Consistency. Consistency. Consistency. That’s all Rick Barnes wants heading into tournament play.
However, his team is riddled with inconsistency.
Senior forward Jonathan Holmes, who was the most consistent Longhorn, just turned in a disaster of a month. Junior center Cam Ridley seems to pick and choose when he shows up to play.
Sophomore guard Isaiah Taylor goes from 40 minutes one night to 15 minutes three games later because of his poor defensive effort. Freshman forward Myles Turner plays like the Big 12 Freshman of the Year some nights and then like a true freshman the others. Sophomore guard Kendal Yancy transformed from passive role player to slick-shooter overnight.
And Barnes has no idea which one of his players will show up on any night, leaving him frustrated.
“We need Jon Holmes. We need Cam Ridley. We need Javan [Felix],” said Barnes, frustrated after the Iowa State game at home.
Only junior guard Demarcus Holland “has been as steady as a rock all year.”
Holland locks down defensively each and every night; he hustles after loose balls, and his shots result in a 49 percent clip from deep to lead the team.
“I embrace my role,” Holland said before the season. “If it takes me guarding the best player, I’ll do it. If I have to rebound, I’ll do it.”
Now, Barnes just needs to get the rest of his players to embrace their roles.
“All we are simply trying to do is to get each guy to do what he does best,” Barnes said Monday morning in a teleconference. “If we can get the consistency of that, we feel good about where we are at.”
Texas has as much talent in the Big 12 as anyone, yet, because of its inconsistency, the team enters Phillips 66 Big 12 Championship on Wednesday as the No. 7 seed and on the bubble of the NCAA tournament.
Just look at the top of the Big 12 standings to see what consistency can do.
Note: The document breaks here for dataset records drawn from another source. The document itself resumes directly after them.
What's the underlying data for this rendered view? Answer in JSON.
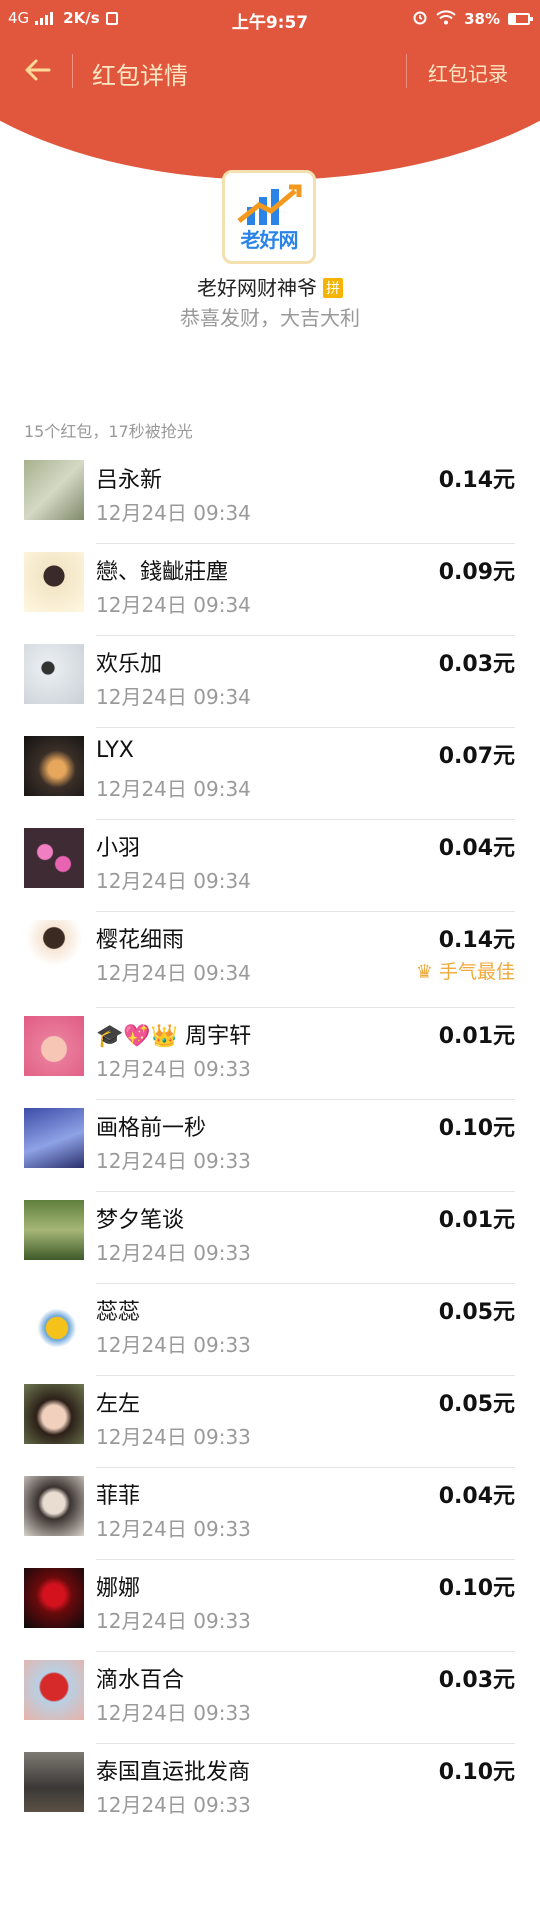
{
  "status_bar": {
    "network": "4G",
    "speed": "2K/s",
    "time": "上午9:57",
    "battery": "38%"
  },
  "nav": {
    "title": "红包详情",
    "records": "红包记录"
  },
  "sender": {
    "logo_text": "老好网",
    "name": "老好网财神爷",
    "badge": "拼",
    "blessing": "恭喜发财，大吉大利"
  },
  "summary": "15个红包，17秒被抢光",
  "colors": {
    "header_red": "#e0573e",
    "best_luck": "#f0a93c"
  },
  "entries": [
    {
      "name": "吕永新",
      "time": "12月24日  09:34",
      "amount": "0.14元"
    },
    {
      "name": "戀、錢齜莊塵",
      "time": "12月24日  09:34",
      "amount": "0.09元"
    },
    {
      "name": "欢乐加",
      "time": "12月24日  09:34",
      "amount": "0.03元"
    },
    {
      "name": "LYX",
      "time": "12月24日  09:34",
      "amount": "0.07元"
    },
    {
      "name": "小羽",
      "time": "12月24日  09:34",
      "amount": "0.04元"
    },
    {
      "name": "樱花细雨",
      "time": "12月24日  09:34",
      "amount": "0.14元",
      "best": "手气最佳"
    },
    {
      "name": "🎓💖👑 周宇轩",
      "time": "12月24日  09:33",
      "amount": "0.01元"
    },
    {
      "name": "画格前一秒",
      "time": "12月24日  09:33",
      "amount": "0.10元"
    },
    {
      "name": "梦夕笔谈",
      "time": "12月24日  09:33",
      "amount": "0.01元"
    },
    {
      "name": "蕊蕊",
      "time": "12月24日  09:33",
      "amount": "0.05元"
    },
    {
      "name": "左左",
      "time": "12月24日  09:33",
      "amount": "0.05元"
    },
    {
      "name": "菲菲",
      "time": "12月24日  09:33",
      "amount": "0.04元"
    },
    {
      "name": "娜娜",
      "time": "12月24日  09:33",
      "amount": "0.10元"
    },
    {
      "name": "滴水百合",
      "time": "12月24日  09:33",
      "amount": "0.03元"
    },
    {
      "name": "泰国直运批发商",
      "time": "12月24日  09:33",
      "amount": "0.10元"
    }
  ]
}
Junior forward Perry Ellis has been leading No. 1 seed Kansas, and junior point forward Georges Niang heads No. 2 Iowa State. Junior guard Buddy Hield guides No. 3 Oklahoma. Junior forward Rico Gathers leads No. 4 Baylor, and senior guard Juwan Staten is a veteran for No. 5 West Virginia.
Those players — who also make up the All-Big 12 First Team — have been as consistent as any in the nation all season. Game in and game out, those teams know what they are going to get out of their stars.
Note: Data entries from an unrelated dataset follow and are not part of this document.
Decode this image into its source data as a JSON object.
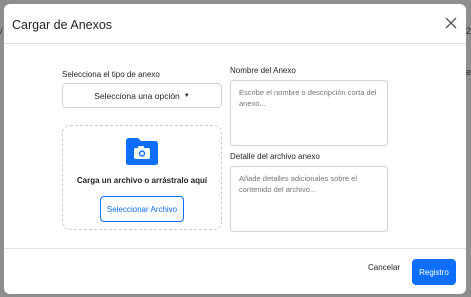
{
  "backdrop": {
    "left_fragment": "/",
    "right_fragment": "2",
    "right_fragment_2": "e"
  },
  "modal": {
    "title": "Cargar de Anexos",
    "close_icon": "close-icon"
  },
  "form": {
    "type_label": "Selecciona el tipo de anexo",
    "type_select_value": "Selecciona una opción",
    "dropzone": {
      "icon": "folder-camera-icon",
      "text": "Carga un archivo o arrástralo aquí",
      "button_label": "Seleccionar Archivo"
    },
    "name_label": "Nombre del Anexo",
    "name_placeholder": "Escribe el nombre o descripción corta del anexo...",
    "detail_label": "Detalle del archivo anexo",
    "detail_placeholder": "Añade detalles adicionales sobre el contenido del archivo..."
  },
  "footer": {
    "cancel_label": "Cancelar",
    "submit_label": "Registro"
  },
  "colors": {
    "primary": "#0d6efd",
    "backdrop": "#8e8e8e"
  }
}
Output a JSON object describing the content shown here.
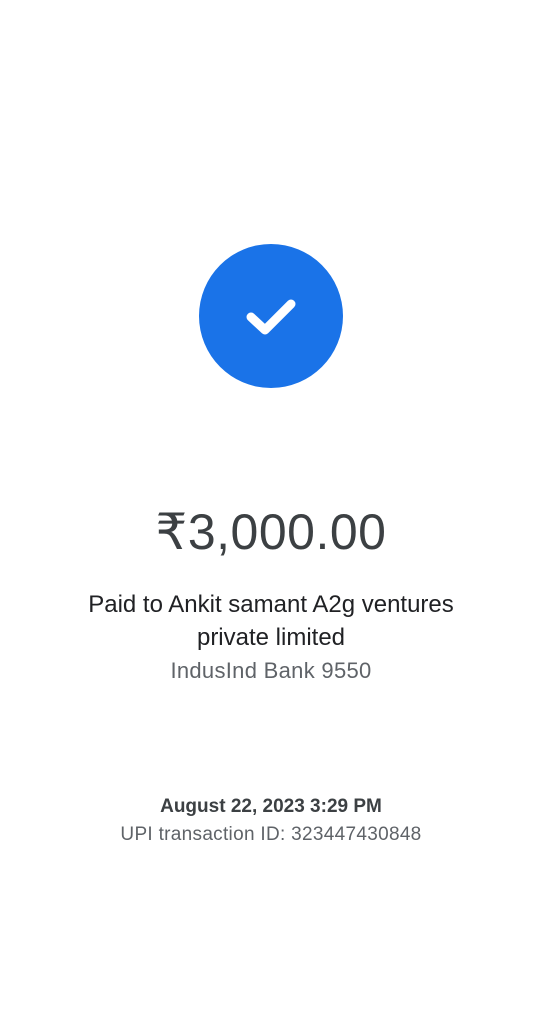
{
  "payment": {
    "status_icon": "checkmark-icon",
    "status_color": "#1a73e8",
    "amount": "₹3,000.00",
    "paid_to": "Paid to Ankit samant A2g ventures private limited",
    "bank": "IndusInd Bank 9550",
    "datetime": "August 22, 2023 3:29 PM",
    "transaction_id": "UPI transaction ID: 323447430848"
  }
}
With its NCAA tournament hopes on the line, Texas is going to need everyone to make a difference. The Longhorns start off against No. 10 Texas Tech in Kansas City, Missouri at 8 p.m. Wednesday. A loss could end their tournament dream. A win would help them avoid disaster and keep their tournament résumé void of that bad loss.
“We’ve got another game right now with Texas Tech,” Barnes said. “We got to go play. This is as big a game as we’ve played all year.”
A win against Tech would pit them against No. 2 Iowa State in a quarterfinal matchup Thursday night.
“We’re never going to feel like we’ve done enough,” Holland said. “We got to take care of our next couple games.”